People often mistakenly assume all members of a family share the same values. Sometimes I do it myself. Like the day in May when my strong-minded daughter and I were rolling along the Trans Canada Highway through New Brunswick, heading for Toronto via Ottawa. As we whizzed along, I asked, “Going to join me in the pro-life walk when we get to Ottawa?”

“There are lots more effective ways to spend your time than marching against abortion,” declared this independent thinker. Like helping at a shelter, or working for Birthright, she elaborated. “I’ll help you find them, but I won’t walk with them,” she added firmly.

When we arrived in the city, we arranged to meet my long-time friend Ann on the Hill before the march, so I wouldn’t have to walk alone. But by the time we had navigated the unfamiliar streets, found a parking lot, and hurried up the hill, the procession had begun. Anxiously, I scanned faces as the marchers wound past me. No Ann.
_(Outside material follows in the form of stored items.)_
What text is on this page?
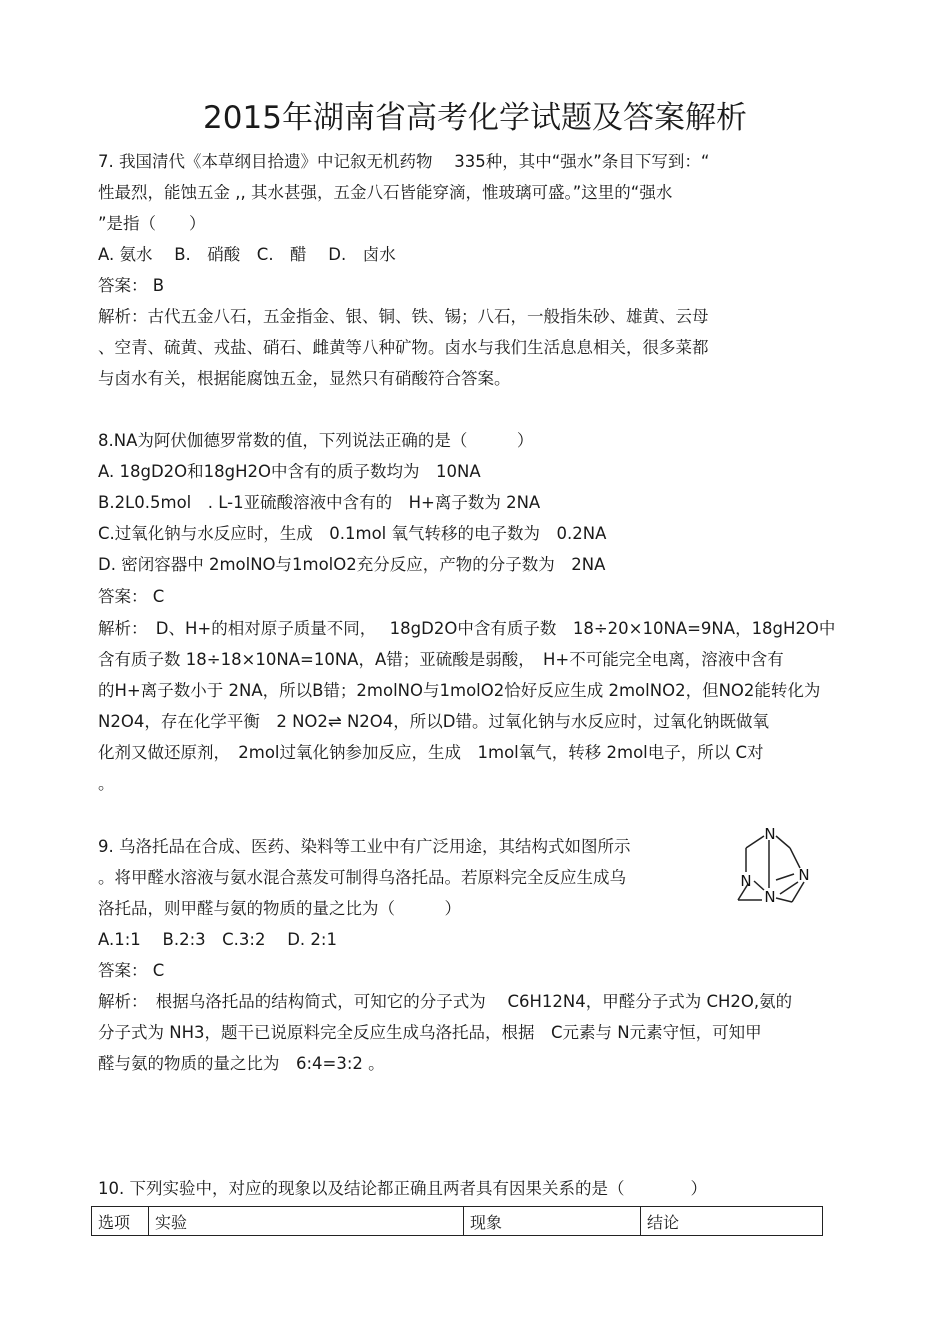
2015年湖南省高考化学试题及答案解析

7. 我国清代《本草纲目拾遗》中记叙无机药物　 335种，其中“强水”条目下写到：“

性最烈，能蚀五金 ,, 其水甚强，五金八石皆能穿滴，惟玻璃可盛。”这里的“强水

”是指（　　）

A. 氨水　 B.　硝酸　C.　醋　 D.　卤水

答案： B

解析：古代五金八石，五金指金、银、铜、铁、锡；八石，一般指朱砂、雄黄、云母

、空青、硫黄、戎盐、硝石、雌黄等八种矿物。卤水与我们生活息息相关，很多菜都

与卤水有关，根据能腐蚀五金，显然只有硝酸符合答案。

8.NA为阿伏伽德罗常数的值，下列说法正确的是（　　　）

A. 18gD2O和18gH2O中含有的质子数均为　10NA

B.2L0.5mol　. L-1亚硫酸溶液中含有的　H+离子数为 2NA

C.过氧化钠与水反应时，生成　0.1mol 氧气转移的电子数为　0.2NA

D. 密闭容器中 2molNO与1molO2充分反应，产物的分子数为　2NA

答案： C

解析：　D、H+的相对原子质量不同，　 18gD2O中含有质子数　18÷20×10NA=9NA，18gH2O中

含有质子数 18÷18×10NA=10NA，A错；亚硫酸是弱酸，　H+不可能完全电离，溶液中含有

的H+离子数小于 2NA，所以B错；2molNO与1molO2恰好反应生成 2molNO2，但NO2能转化为

N2O4，存在化学平衡　2 NO2⇌ N2O4，所以D错。过氧化钠与水反应时，过氧化钠既做氧

化剂又做还原剂，　2mol过氧化钠参加反应，生成　1mol氧气，转移 2mol电子，所以 C对

。

9. 乌洛托品在合成、医药、染料等工业中有广泛用途，其结构式如图所示

。将甲醛水溶液与氨水混合蒸发可制得乌洛托品。若原料完全反应生成乌

洛托品，则甲醛与氨的物质的量之比为（　　　）

A.1:1　 B.2:3　C.3:2　 D. 2:1

答案： C

解析：　根据乌洛托品的结构简式，可知它的分子式为　 C6H12N4，甲醛分子式为 CH2O,氨的

分子式为 NH3，题干已说原料完全反应生成乌洛托品，根据　C元素与 N元素守恒，可知甲

醛与氨的物质的量之比为　6:4=3:2 。

N
N	N
N

10. 下列实验中，对应的现象以及结论都正确且两者具有因果关系的是（　　　　）

选项	实验	现象	结论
As the end of the procession came in sight, I realized that if I was to join them, I’d better do it soon. But everyone else seemed to be part of a provincial or regional group. “I guess I’ll have to be a crowd of one,” I finally said to my daughter.

“Oh, all right, I’ll go with you,” she said. At my surprised look, she added, “I don’t want you to walk alone.”

Moments later, someone addressed a nearby walker as “Mr. Hof”.

“Hof? Are you the Campaign Life John Hof I read about in The Interim?” I asked. He was. I introduced myself as a long-time writer for the paper. Unfortunately for my self-esteem, he didn’t recognize the name at all. Not even when I spelled it.

That seemed the perfect moment to introduce my daughter. “Judi from Halifax. John from B.C.”

“Oh, I used to live in B.C., on the Sunshine Coast,” she said. And a B.C.-related conversation took off. When it morphed into an animated discussion of music and the arts, I drifted back to connect with other pro-lifers behind us.

And so, in the company of a key member of the political action wing of the pro-life movement, my reluctant daughter took part in the March for Life after all.

For some reason, this reminds me of another walk for life in Ottawa. A candlelight procession in 1992, part of a Human Life International conference.

For weeks prior to the conference, a pro-choice network had openly recruited protesters to counter HLI with “a festival of sexuality.” On the night of the opening mass at St. Patrick’s Church, a few blocks from the Houses of Parliament, 500 demonstrators stood behind barricades near the church, screaming insults. After mass, well over 1,000 people formed a candlelight procession. The sight seemed to further provoke the protesters, for their din became so loud you literally couldn’t hear your own voice. Still, we pro-lifers moved steadily on toward Parliament Hill, murmuring prayers.

Eventually the jeering pro-abortion demonstrators attached themselves to the end of the candlelight procession. Still chanting and yelling obscenities, they literally “walked in darkness” – unaware that they themselves had become part of a march for the unborn. As I reflect upon these two walks in Ottawa, I see in my mind’s eye another procession, up another hill, in another city, 2,000 years ago. It too was on behalf of those who could not help themselves. Then, as now, some walked with love and concern. Some were reluctantly pressed into service. Some walked in darkness, jeering and taunting. Some bystanders felt only irritation that the street was temporarily blocked off. Some were deeply touched.

That walk changed lives. Eventually it changed society. And I wonder: did being part of the 1992 procession change any of the jeering tag-alongs? Will the 2003 walk change any of us?

Undoubtedly, just the effort to be there, just being witnesses to each other and to the world, has changed each of us in ways we may not yet recognize. We are assured that where evil exists, good people are always raised up, nurtured, trained, and groomed to combat it. And we are being groomed.

Our efforts, our witnessing, our “walking for life” will change our society. Eventually. If we continue to walk the walk, and talk the talk.